Menu:

1. Gofry.
2. Zapiekanka ziemniaczana, sałatka kolorowa.
3. Pizza, odcinek 2.

Gofry – przepis w przepisach podstawowych – jaglano – orkiszowe, częściowo w wersji kakaowej.

Zapiekanka to taka wdzięczna potrawa (nie mówimy o zapiekankach na bułce). Tymczasem połowa moich stołowników gardzi tą formą podania warzyw/makaronów/kasz, a już na pewno ziemniaków.

No ale, raz w roku robię sobie tę przyjemność.
Przed państwem zapiekanka ziemniaczano – cebulowa.
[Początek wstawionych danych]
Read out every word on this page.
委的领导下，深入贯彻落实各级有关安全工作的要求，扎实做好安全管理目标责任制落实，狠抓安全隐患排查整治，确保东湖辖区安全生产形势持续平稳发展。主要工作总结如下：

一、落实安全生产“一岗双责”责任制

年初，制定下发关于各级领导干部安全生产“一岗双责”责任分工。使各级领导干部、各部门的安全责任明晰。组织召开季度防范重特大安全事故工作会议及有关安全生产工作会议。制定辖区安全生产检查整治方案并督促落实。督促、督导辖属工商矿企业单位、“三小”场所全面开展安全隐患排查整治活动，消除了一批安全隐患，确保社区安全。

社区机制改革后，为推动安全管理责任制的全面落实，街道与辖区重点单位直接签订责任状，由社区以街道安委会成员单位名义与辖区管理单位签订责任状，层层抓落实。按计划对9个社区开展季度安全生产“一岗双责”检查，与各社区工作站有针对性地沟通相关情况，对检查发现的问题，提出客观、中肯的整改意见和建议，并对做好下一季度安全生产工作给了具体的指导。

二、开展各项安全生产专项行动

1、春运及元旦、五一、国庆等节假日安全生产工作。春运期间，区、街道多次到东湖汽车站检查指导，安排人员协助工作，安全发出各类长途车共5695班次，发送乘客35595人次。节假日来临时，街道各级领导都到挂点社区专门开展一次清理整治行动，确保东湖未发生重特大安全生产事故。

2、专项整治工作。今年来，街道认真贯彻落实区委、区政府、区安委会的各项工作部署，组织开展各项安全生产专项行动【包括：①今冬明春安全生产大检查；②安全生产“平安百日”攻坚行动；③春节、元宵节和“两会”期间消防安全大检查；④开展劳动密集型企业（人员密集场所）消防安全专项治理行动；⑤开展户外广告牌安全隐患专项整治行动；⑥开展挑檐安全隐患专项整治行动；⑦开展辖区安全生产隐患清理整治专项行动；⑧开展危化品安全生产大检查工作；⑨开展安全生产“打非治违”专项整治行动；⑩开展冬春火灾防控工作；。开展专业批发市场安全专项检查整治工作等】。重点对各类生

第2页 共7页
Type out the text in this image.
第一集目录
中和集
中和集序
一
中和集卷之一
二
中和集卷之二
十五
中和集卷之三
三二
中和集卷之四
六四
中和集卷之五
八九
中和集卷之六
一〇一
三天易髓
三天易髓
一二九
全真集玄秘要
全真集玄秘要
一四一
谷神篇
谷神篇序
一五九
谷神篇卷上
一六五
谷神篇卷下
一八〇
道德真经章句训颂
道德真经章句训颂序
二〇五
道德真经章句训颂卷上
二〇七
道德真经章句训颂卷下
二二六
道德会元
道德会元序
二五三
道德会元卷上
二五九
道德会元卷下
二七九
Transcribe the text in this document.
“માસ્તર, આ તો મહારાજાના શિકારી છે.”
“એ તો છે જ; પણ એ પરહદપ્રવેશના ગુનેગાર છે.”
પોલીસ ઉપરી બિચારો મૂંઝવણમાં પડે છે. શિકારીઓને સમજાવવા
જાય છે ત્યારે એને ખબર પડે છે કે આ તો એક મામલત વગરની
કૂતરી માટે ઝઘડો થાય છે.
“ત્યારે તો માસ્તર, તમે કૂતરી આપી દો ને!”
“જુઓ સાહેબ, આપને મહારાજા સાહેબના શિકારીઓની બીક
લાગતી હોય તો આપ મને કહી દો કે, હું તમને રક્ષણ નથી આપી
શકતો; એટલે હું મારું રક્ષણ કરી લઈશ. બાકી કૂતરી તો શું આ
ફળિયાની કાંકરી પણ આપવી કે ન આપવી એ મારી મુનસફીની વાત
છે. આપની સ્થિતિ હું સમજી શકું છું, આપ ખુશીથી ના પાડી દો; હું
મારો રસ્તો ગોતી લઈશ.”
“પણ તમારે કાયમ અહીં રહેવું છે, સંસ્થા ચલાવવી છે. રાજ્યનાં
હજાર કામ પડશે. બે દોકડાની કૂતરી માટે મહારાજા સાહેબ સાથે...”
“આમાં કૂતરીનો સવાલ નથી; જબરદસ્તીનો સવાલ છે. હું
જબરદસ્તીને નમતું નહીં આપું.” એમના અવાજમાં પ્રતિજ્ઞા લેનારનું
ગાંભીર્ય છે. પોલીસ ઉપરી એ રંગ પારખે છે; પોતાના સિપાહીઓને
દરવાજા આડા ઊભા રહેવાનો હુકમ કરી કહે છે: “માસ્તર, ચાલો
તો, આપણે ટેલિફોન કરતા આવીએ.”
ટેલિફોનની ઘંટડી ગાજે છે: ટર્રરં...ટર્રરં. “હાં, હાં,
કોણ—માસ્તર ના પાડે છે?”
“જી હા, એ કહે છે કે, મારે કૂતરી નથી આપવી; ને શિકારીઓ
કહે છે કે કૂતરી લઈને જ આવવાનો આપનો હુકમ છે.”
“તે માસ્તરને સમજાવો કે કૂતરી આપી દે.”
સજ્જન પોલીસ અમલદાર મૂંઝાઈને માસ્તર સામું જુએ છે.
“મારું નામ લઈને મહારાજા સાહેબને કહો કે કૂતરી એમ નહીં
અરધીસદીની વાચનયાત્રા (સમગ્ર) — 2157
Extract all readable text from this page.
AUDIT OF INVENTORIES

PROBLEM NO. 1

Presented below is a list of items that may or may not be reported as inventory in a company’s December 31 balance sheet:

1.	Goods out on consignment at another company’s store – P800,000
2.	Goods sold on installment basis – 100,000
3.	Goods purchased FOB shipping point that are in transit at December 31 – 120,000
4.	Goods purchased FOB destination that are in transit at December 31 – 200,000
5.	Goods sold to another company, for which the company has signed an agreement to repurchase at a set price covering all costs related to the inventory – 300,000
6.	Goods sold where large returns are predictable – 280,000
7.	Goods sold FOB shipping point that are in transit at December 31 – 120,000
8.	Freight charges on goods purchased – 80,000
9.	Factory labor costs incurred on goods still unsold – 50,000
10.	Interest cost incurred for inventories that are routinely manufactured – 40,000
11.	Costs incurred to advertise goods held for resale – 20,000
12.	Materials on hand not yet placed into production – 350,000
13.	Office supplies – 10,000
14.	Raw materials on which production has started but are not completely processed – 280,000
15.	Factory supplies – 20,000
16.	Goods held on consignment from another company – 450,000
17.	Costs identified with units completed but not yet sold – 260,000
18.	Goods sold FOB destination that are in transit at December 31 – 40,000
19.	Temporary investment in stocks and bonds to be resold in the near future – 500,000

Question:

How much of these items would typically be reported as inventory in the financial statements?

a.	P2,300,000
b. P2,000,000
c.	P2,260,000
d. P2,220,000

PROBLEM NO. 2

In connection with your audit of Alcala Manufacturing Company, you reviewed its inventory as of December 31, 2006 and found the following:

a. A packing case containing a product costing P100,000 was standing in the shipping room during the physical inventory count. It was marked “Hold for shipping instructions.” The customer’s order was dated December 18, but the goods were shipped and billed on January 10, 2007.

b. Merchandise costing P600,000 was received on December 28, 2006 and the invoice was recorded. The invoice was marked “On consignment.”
W żaroodpornym naczyniu, posmarowanym olejem (dobrze żeby miało pokrywę) układam warstwy:
– surowe ziemniaki pokrojone w cienkie plasterki
– cienko pokrojona cebula
– cieciorka ugotowana
– sos w stylu beszamelowym (rozgrzewam olej, można masło w garnku, zasypuję go 2-3 łyżkami mąki, wlewam ok. 1/2 l wody, powoli, cały czas mieszając, aż do zagotowania; dodaje przyprawy – sól, pieprz, curry, kminek)
– plasterki ziemniaków
– cebula
– marchewka pokrojona w plasterki (może być surowa)
– sos w stylu beszamelowym
– plasterki ziemniaków
– sos jajeczno – serowy (kilka jajek rozmieszanych z tymiankiem, odrobiną soli, i utartym serem żółtym).
Naczynie przykrywam i wstawiam do nagrzanego do 185 stopni piekarnika. Czas pieczenia jest długi (zaskakująco) – około 1 – 1,5h!
Dla mniej cierpliwych – można do zapiekanki dać ugotowane ziemniaki, wtedy wystarczy 40 minut zapiekania.

Sałatka:  liście szpinaku, papryka, kukurydza z puszki, gotowany brokuł, oliwa, sól.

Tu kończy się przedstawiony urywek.